BTL: You also worked on Same Time, Next Christmas, which stood out to me for three reasons: It’s Hawaii, it’s Christmas, and it’s a TV movie, not a show. What was that experience like?
Schoenfeld: Oh, gosh. I have to say, it was, again, a really great experience. It was tough to be away from my family, but I actually went to high school in Hawaii, so I have friends and family still there, so when we shot there for a couple months, it was nice to be home, if you will. It was interesting because, being on location, we did most of the shopping in Oahu. I did fit Lea [Michele] here in Los Angeles before we traveled there and then fit her again there. But again, our actors… Lea was lovely. She’s a hard worker, and really knows what she wants, and I appreciate that from a costuming perspective. The rest of our crew was lovely. It was fun to do a Christmas movie.
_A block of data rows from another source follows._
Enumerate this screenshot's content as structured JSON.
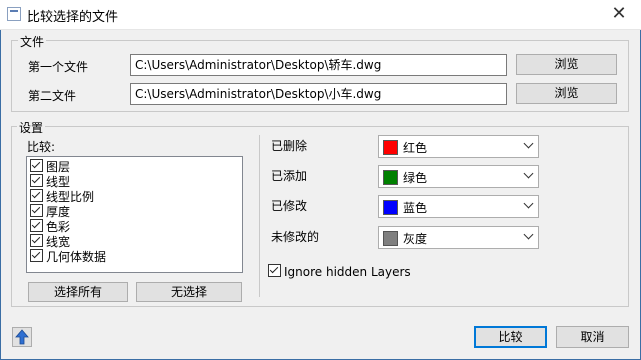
{
  "window": {
    "title": "比较选择的文件",
    "close_glyph": "✕"
  },
  "files": {
    "group_label": "文件",
    "first": {
      "label": "第一个文件",
      "value": "C:\\Users\\Administrator\\Desktop\\轿车.dwg",
      "browse_label": "浏览"
    },
    "second": {
      "label": "第二文件",
      "value": "C:\\Users\\Administrator\\Desktop\\小车.dwg",
      "browse_label": "浏览"
    }
  },
  "settings": {
    "group_label": "设置",
    "compare_label": "比较:",
    "compare_items": [
      {
        "label": "图层",
        "checked": true
      },
      {
        "label": "线型",
        "checked": true
      },
      {
        "label": "线型比例",
        "checked": true
      },
      {
        "label": "厚度",
        "checked": true
      },
      {
        "label": "色彩",
        "checked": true
      },
      {
        "label": "线宽",
        "checked": true
      },
      {
        "label": "几何体数据",
        "checked": true
      }
    ],
    "select_all_label": "选择所有",
    "select_none_label": "无选择",
    "colors": {
      "deleted": {
        "label": "已删除",
        "value": "红色",
        "swatch": "#ff0000"
      },
      "added": {
        "label": "已添加",
        "value": "绿色",
        "swatch": "#008000"
      },
      "modified": {
        "label": "已修改",
        "value": "蓝色",
        "swatch": "#0000ff"
      },
      "unmodified": {
        "label": "未修改的",
        "value": "灰度",
        "swatch": "#808080"
      }
    },
    "ignore_hidden": {
      "label": "Ignore hidden Layers",
      "checked": true
    }
  },
  "footer": {
    "up_icon": "arrow-up-icon",
    "compare_label": "比较",
    "cancel_label": "取消"
  }
}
It’s a really light-hearted, sweet movie, so that was a really fun experience.
BTL: Do you have anything else that you’re working on right now besides Reboot?
Schoenfeld: I am currently doing the second season of Grand Crew on NBC, and I know I’m sounding completely redundant, but it’s the loveliest group of people! Our actors are so funny and just warm and welcoming, and our producers are wonderful. Phil Jackson is our showrunner, and just the most talented, nicest guy possible. We’re really enjoying it. We’ve shot a couple episodes already of our second season. We shoot right at Universal, so we’re on that right now.
BTL: It’s very refreshing to hear about all these positive experiences. For an industry that doesn’t always have the best reputation, it sounds like sometimes it can be pretty great.
Schoenfeld: I know. And I mean it sincerely. I fully know everybody has a bad day, but for the most part, I will say, I’ve been very fortunate. I’ve worked with wonderful actors, wonderful executive producers, and have been fortunate enough to work on really, really great shows that I’m proud of.
Season 1 of Reboot is now streaming in full on Hulu.